Summer 2016 Issue
Halliburton and Baker Hughes announced on Sunday May 1st, 2016 that the companies have terminated the merger agreement they entered into in November 2014.
Obtaining regulatory approval for the $35bn transaction proved to be an impossible task. US and international bureaucrats could not get comfortable with the market share consolidation the deal would have brought despite the large asset sales both companies agreed to. Wall Street has been skeptical of the deal’s chance to close for over 10 months. The deal would have been the largest in oil service history.

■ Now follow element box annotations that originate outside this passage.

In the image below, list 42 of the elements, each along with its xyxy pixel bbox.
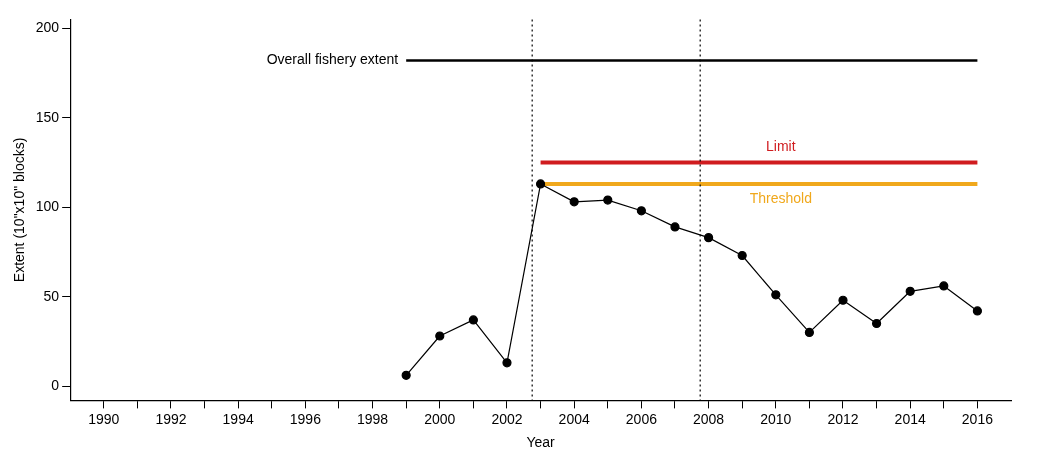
- x-tick-label: 2016: [961, 410, 994, 427]
- x-tick-label: 2004: [558, 410, 590, 427]
- point: [939, 281, 949, 291]
- point: [804, 327, 814, 338]
- y-tick-label: 150: [35, 108, 60, 125]
- y-tick-label: 200: [35, 19, 60, 36]
- y-tick-label: 100: [35, 198, 60, 215]
- x-tick-label: 1998: [356, 410, 389, 427]
- x-tick-label: 1990: [88, 410, 120, 427]
- series-label: Overall fishery extent: [266, 51, 399, 68]
- point: [838, 295, 848, 305]
- x-tick-label: 2014: [894, 410, 926, 427]
- y-tick-label: 0: [51, 376, 60, 393]
- y-tick-label: 50: [43, 287, 60, 304]
- point: [771, 290, 781, 300]
- point: [535, 179, 546, 189]
- point: [905, 286, 915, 296]
- point: [670, 222, 680, 232]
- y-axis-title: Extent (10"x10" blocks): [11, 137, 28, 283]
- x-tick-label: 1996: [289, 410, 322, 427]
- x-tick-label: 2008: [693, 410, 725, 427]
- point: [703, 233, 714, 243]
- series-label: Threshold: [749, 189, 812, 206]
- x-tick-label: 2000: [424, 410, 456, 427]
- x-tick-label: 2002: [491, 410, 523, 427]
- series-label: Limit: [766, 138, 796, 155]
- x-tick-label: 2012: [827, 410, 859, 427]
- x-tick-label: 2006: [625, 410, 658, 427]
- point: [435, 331, 445, 341]
- x-tick-label: 1992: [155, 410, 187, 427]
- x-axis-title: Year: [526, 434, 556, 451]
- point: [871, 318, 882, 329]
- point: [502, 358, 512, 368]
- point: [603, 195, 613, 205]
- point: [569, 197, 579, 207]
- point: [468, 315, 478, 325]
- point: [737, 250, 747, 261]
- point: [636, 206, 646, 216]
- x-tick-label: 1994: [222, 410, 254, 427]
- x-tick-label: 2010: [760, 410, 792, 427]
- point: [401, 370, 411, 380]
- point: [972, 306, 982, 316]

The break-up has some big implications. Here are a few:
• Halliburton will pay Baker Hughes a termination fee of $3.5 billion by Wednesday, May 4, 2016.
• For Halliburton, the cash outlay is not easy to stomach in the downturn, but for Baker Hughes the break-up will be much more painful. The company’s competitive position has been eroded while it waited on the deal to close (Halliburton would have been the surviving entity). The question now becomes whether Baker can thrive as a standalone entity.
• Asset sales won’t go forward, and the companies will retain the business units they had planned to sell.
• Employees of both companies can breath a sigh of relief. Had the deal gone through, many jobs would have been cut to deliver cost synergies and eliminate redundancies. While the companies may lay off more workers in the downturn, fewer jobs will be lost with the merger terminated.
• The implications for competitors Schlumberger and Weatherford are mixed. On the one hand, a combined Halliburton/Baker would have reduced the number of bidders, potentially enabling higher oil service pricing. But together, Halliburton/Baker would have been a more formidable competitor. With Baker now potentially crippled by the break-up, the rest of the large cap service companies may be able to take market share. Schlumberger loved the deal when it was announced, and it turns out the distraction was much larger than they could have ever imagined.
Here’s What The CEOs Said About The Mega-Merger’s Unhappy Ending
“While both companies expected the proposed merger to result in compelling benefits to shareholders, customers and other stakeholders, challenges in obtaining remaining regulatory approvals and general industry conditions that severely damaged deal economics led to the conclusion that termination is the best course of action,” said Dave Lesar, Chairman and Chief Executive Officer of Halliburton. “I sincerely thank both our employees as well as the Baker Hughes employees for their tireless efforts throughout the regulatory review process. While disappointing, Halliburton remains strong. We are the execution company – our strategy, technologies and service quality are focused on helping customers maximize production at the lowest cost and driving industry leading growth, margins and returns.”
“Today’s outcome is disappointing because of our strong belief in the vast potential of the business combination to deliver benefits for shareholders, customers and both companies’ employees,” said Martin Craighead, Chairman and Chief Executive Officer of Baker Hughes. “This was an extremely complex, global transaction and, ultimately, a solution could not be found to satisfy the antitrust concerns of regulators, both in the United States and abroad. As we turn the page on this chapter, I want to thank our customers for their patience and continued loyalty over the past 18 months. I also want to thank the entire Baker Hughes team for their unwavering dedication and commitment during this process. Baker Hughes is strongly positioned to build on its foundation and heritage as a technology innovator that differentiates for our customers and delivers compelling value to shareholders.”